What happens here has much to do with the central SF device of the conceptual breakthrough. Usually, the conceptual breakthrough is experienced by characters in a book, where a paradigm for their existence is changed by the acquisition of knowledge. The classic example is where the world proves to be not what it seems. Think The Matrix where reality proves to be a computer construct, or Brian Aldiss’ Non-Stop where the world turns out to be a generation starship on its decades-long voyage between the stars.
In a reader sense, the conceptual breakthrough comes when the reader realises that what they’re reading isn’t really about aliens at all, or robots, or mutants—it’s about us.
Sometimes, the slightly distancing effect SF and Fantasy has from the issues of today can be useful when dealing with these very same issues and allows a subtle, thoughtful examination of sensitive areas.

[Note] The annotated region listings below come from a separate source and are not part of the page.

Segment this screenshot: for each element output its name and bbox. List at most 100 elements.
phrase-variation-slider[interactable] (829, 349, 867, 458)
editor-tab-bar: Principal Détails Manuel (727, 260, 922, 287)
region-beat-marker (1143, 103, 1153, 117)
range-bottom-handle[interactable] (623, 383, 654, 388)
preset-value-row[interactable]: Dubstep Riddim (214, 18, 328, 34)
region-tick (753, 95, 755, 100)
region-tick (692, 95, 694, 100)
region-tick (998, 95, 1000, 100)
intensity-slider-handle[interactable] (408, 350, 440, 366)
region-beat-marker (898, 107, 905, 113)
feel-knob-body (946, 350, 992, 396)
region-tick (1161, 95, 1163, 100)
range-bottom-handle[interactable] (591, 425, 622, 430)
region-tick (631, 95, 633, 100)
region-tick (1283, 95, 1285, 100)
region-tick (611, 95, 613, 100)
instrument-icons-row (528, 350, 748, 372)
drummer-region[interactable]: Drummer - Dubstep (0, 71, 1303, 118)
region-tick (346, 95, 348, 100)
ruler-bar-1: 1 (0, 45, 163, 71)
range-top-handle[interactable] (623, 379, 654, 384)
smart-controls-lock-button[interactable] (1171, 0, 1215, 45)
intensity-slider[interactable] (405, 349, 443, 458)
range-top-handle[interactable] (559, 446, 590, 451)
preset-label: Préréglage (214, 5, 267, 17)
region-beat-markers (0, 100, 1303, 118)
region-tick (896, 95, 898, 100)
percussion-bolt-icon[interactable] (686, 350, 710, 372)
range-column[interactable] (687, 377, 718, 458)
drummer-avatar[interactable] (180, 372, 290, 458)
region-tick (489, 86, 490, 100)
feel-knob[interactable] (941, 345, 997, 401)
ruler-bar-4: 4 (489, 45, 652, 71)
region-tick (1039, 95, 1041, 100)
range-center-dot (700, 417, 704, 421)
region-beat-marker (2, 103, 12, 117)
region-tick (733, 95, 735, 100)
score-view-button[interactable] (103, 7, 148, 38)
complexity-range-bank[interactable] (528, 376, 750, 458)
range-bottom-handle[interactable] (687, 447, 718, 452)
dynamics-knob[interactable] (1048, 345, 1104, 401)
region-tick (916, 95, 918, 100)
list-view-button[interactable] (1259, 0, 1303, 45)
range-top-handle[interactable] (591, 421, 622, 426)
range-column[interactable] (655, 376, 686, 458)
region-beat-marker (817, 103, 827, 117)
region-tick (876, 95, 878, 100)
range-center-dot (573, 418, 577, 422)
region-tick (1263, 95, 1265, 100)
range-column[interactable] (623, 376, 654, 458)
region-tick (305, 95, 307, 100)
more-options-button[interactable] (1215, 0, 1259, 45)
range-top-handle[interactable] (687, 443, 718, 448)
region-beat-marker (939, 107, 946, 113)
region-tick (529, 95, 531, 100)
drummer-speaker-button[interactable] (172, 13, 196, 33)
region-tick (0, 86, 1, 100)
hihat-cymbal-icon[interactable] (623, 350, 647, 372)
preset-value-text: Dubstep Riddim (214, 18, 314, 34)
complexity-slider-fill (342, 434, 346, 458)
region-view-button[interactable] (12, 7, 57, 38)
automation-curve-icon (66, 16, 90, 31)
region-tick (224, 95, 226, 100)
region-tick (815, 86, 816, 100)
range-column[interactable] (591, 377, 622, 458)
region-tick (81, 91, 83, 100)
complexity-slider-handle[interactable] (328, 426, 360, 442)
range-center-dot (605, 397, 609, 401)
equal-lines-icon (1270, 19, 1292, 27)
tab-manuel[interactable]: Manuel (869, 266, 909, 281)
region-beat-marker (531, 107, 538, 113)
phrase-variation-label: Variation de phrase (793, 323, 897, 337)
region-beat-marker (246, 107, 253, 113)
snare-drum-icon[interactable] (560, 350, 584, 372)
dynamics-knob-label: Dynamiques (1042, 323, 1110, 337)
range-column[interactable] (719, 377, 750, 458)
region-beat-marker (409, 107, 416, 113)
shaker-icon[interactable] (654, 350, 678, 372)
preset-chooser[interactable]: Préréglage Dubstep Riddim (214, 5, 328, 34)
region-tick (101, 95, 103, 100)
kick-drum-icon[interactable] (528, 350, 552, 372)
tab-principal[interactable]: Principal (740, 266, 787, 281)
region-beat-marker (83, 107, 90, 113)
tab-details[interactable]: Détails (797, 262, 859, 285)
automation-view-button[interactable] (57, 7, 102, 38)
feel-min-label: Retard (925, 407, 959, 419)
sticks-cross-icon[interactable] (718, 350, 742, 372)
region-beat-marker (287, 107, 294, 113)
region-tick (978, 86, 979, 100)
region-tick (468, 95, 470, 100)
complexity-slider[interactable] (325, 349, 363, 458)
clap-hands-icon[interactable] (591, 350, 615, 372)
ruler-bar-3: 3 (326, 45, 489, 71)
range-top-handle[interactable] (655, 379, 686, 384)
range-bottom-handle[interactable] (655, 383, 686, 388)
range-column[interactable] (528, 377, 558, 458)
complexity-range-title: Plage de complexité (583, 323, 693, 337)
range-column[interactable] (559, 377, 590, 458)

All the best from the cloud!
From Pig Headed by Ron Schroer:
My first sighting of Pig Man goes like this:
I was rounding a turn on the Clyde, not long after Pooh’s Corner. Anyone who knows the twists and turns of Clyde Mountain knows Pooh’s Corner, which—yes—is all about teddy bears, not pigs. You’ll see it on the way down the Clyde, on your way to Batemans Bay and the South Coast. There’s a sharp turn and a little cave in the rock face there, more of a grotto I suppose. Sometimes there are just a few, and other times the cave is filled with bears of many shades and sizes, and not just Winnie. Any bear will do. They’re like furry little sacrifices to some obscure mountain god.
From Impulsion by Jenna Cosgrove:
Searchlight Scientific Vessel
1448 days from Earth
It looked like a body, the blurred shape that collided with the front of the ship.
I knew it couldn’t be, of course. A human body out there in that shimmering pool of stars, floating in front of the first vessel that had ever made it to this far-flung sector? The idea was absurd.
From Imago et Umbra by Hristo Plamenov Goshev:
Strain as I might to make out anything in the darkness stretching before me, it remains as uniform and impenetrable as ever. Space always looks strikingly gorgeous when viewed from an observatory or as a digital projection, but from the cockpit of a fighter, that’s another story. The vibrant nebulae and radiant quasars vanish, replaced by a bottomless abyss with but a few tiny dots of light to disrupt its homogeneity. This no longer disturbs me—at least not like it did while I was still a cadet at the Deneb Military Academy a lifetime ago—but it still feels a bit unfair. Pilots deserve some of that magic too.
From Werewolves: Liminality, Power and Transformation Throughout History by Amy Laurens:
With a history even further-reaching than that of vampires, werewolves are perhaps the ultimate paranormal creature. While there are stories of shapeshifters in practically every culture on every continent, the werewolf, as a specific subset of shapeshifter, has endured in fame and popularity throughout literal millennia. But why is this? What is it about the notion of a human transforming into a wolf that has long fascinated us, giving this mythical creature life enough to endure throughout the ages?
From Using the Anthropocene to Reinterpret the Importance of Lost Race Novels in Early Australian SF by Gillian Polack:
Fiction has a role in creating the Anthropocene. Fiction can communicate a vision of how the Earth is changed by humans and which humans are seen as making significant changes to the planet. Australia’s Lost Race romances, for example, heralded the current view that we live in the Anthropocene. Tracing them back, we find that the Anthropocene may be a bit different in Australia.
From Metaphor and the Body in the Works of David Cronenberg by Claire Fitzpatrick:
In 2014, Canadian film director David Cronenberg turned 70. When interviewed by The Guardian, he compared himself to Gregor Samsa, the protagonist of The Metamorphosis by Franz Kafkta, who wakes up one morning to find—very Cronenbergian—he’s become a giant beetle.